At the peak of Smurf mania, American Gen Xers could watch the Smurf cartoon in their Smurf pajamas while hugging a Smurf plush toy.

Jennifer Joseph, now 31, was a Smurf fan and still is.

"It was like the most popular cartoon, and I really liked Smurfette," she says.

The Smurfs had their own village with little mushroom houses, and from her perspective at age 9, Smurf life rocked.

"It was like a fairy tale," she says.

By adulthood, Joseph had amassed 100 figurines, which she sold a year or two ago for $300.

Smurfs, however, were not universally loved in the United States. Like Barney, John Denver and Jerry Lewis, the Smurfs had their detractors.

"Whenever something is too sweet, it's almost too much to handle," says Gary Hoppenstand, a professor of American Thought and Language at Michigan State University.

In American pop culture, what is too puerile, too saccharine, is always despised by some.

"It must be human nature," Hoppenstand says, because there's Smurf loathing in the United Kingdom, as well.
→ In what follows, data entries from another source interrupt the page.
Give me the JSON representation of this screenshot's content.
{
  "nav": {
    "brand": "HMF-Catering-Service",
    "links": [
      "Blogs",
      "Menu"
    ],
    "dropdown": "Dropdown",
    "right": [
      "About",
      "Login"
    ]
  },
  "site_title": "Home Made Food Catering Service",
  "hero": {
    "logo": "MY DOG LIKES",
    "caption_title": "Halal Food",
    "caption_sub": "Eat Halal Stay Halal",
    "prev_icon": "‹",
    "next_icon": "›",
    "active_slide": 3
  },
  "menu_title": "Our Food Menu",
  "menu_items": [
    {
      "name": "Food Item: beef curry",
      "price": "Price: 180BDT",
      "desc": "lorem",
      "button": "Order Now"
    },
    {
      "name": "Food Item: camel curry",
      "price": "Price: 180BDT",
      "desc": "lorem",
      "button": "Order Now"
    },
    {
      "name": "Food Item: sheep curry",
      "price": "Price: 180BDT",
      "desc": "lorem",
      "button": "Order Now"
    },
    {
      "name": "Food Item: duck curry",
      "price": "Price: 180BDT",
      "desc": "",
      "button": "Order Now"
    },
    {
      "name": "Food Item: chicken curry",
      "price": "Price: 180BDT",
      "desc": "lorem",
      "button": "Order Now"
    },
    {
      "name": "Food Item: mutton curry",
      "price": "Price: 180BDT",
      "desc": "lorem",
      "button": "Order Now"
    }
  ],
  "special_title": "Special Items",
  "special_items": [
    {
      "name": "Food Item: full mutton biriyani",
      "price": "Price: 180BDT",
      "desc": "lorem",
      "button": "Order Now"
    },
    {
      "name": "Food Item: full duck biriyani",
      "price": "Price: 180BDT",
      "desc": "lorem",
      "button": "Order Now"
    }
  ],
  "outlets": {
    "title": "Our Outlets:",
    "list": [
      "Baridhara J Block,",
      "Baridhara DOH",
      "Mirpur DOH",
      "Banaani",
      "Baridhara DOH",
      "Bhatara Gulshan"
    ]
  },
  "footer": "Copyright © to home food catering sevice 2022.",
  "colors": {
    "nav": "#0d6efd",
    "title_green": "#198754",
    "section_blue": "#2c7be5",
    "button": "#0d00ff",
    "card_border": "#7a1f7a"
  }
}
The Web is loaded with Smurf-hater lyrics and the writings and artwork of people with Smurficidal tendencies. One Smurf Web surfer fantasizes about the creation of a Hillside Strangler Smurf and — well, you can guess the rest.

Yeeesh. Kermit the frog claimed it wasn't easy being green. Apparently, it's no picnic to be blue.

"Smurfs in general seem to be — I don't know what the word would be," says Dean Hanton, now 37. "They're nice to each other. They're pleasant. They're kind. They're just a little too shallow for me."

Hanton once owned a Smurf, but he swears it wasn't his fault.

"I know I didn't buy it," he says. "I can guarantee that."

His Smurf was the beer-drinker — one of the few doe-eyed critters with a vice.

There aren't any alcohol-toting Smurfs in the 2003 collection, although Workaholic Smurf is sipping something...

The new collection, in fact has been funkified.

Smurfette, for example, shows Smurf skin with a midriff-bearing shirt that would get any high schooler sent home. And what's that gold dot on her belly button? Hey! Smurfette has a body piercing.

That's nothing, though. Another Smurf has a spiked bracelet and a hoop earring, and another has a tattoo. A third has "Hip Hop" stamped on his shirt.

These are Smurfs that Gen Y just might be able to identify with.

"Everybody wants to own a Smurf," says Richie Kelley, a Michigan dealer in kiddie curios. "We sell Smurf stuff all of the time. Smurf stuff is just cool."

Kelley's stores deal solely in old-school Smurf — vintage items. In fact, he doesn't think the new Smurfs will have that much appeal to kids, even though they have more detail and color.

"The simplicity is what made Smurfs (popular)," he says.

That might not matter to marketers. The new Smurfs were created mainly for collectors, according to Schleich, and they're apparently selling well enough.

The Diamond distributing company decided to carry Smurf items again this year, says marketing spokesman Barry Lyga. Along with the eight figurines, Diamond sells a Smurf farmhouse and a Smurfette bedroom set with a nightstand and mirror.

You can thank or curse Europe for the Smurfs. That's where they debuted in 1958 and where you can find Smurf-based theater, according to the official Smurf Web site www.schlumpf.com.

"I guess Smurfs are yesterday's Pokemon," Kelley says.

That means just when you've lived through the second coming of the Smurfs, the Pokemon will be back.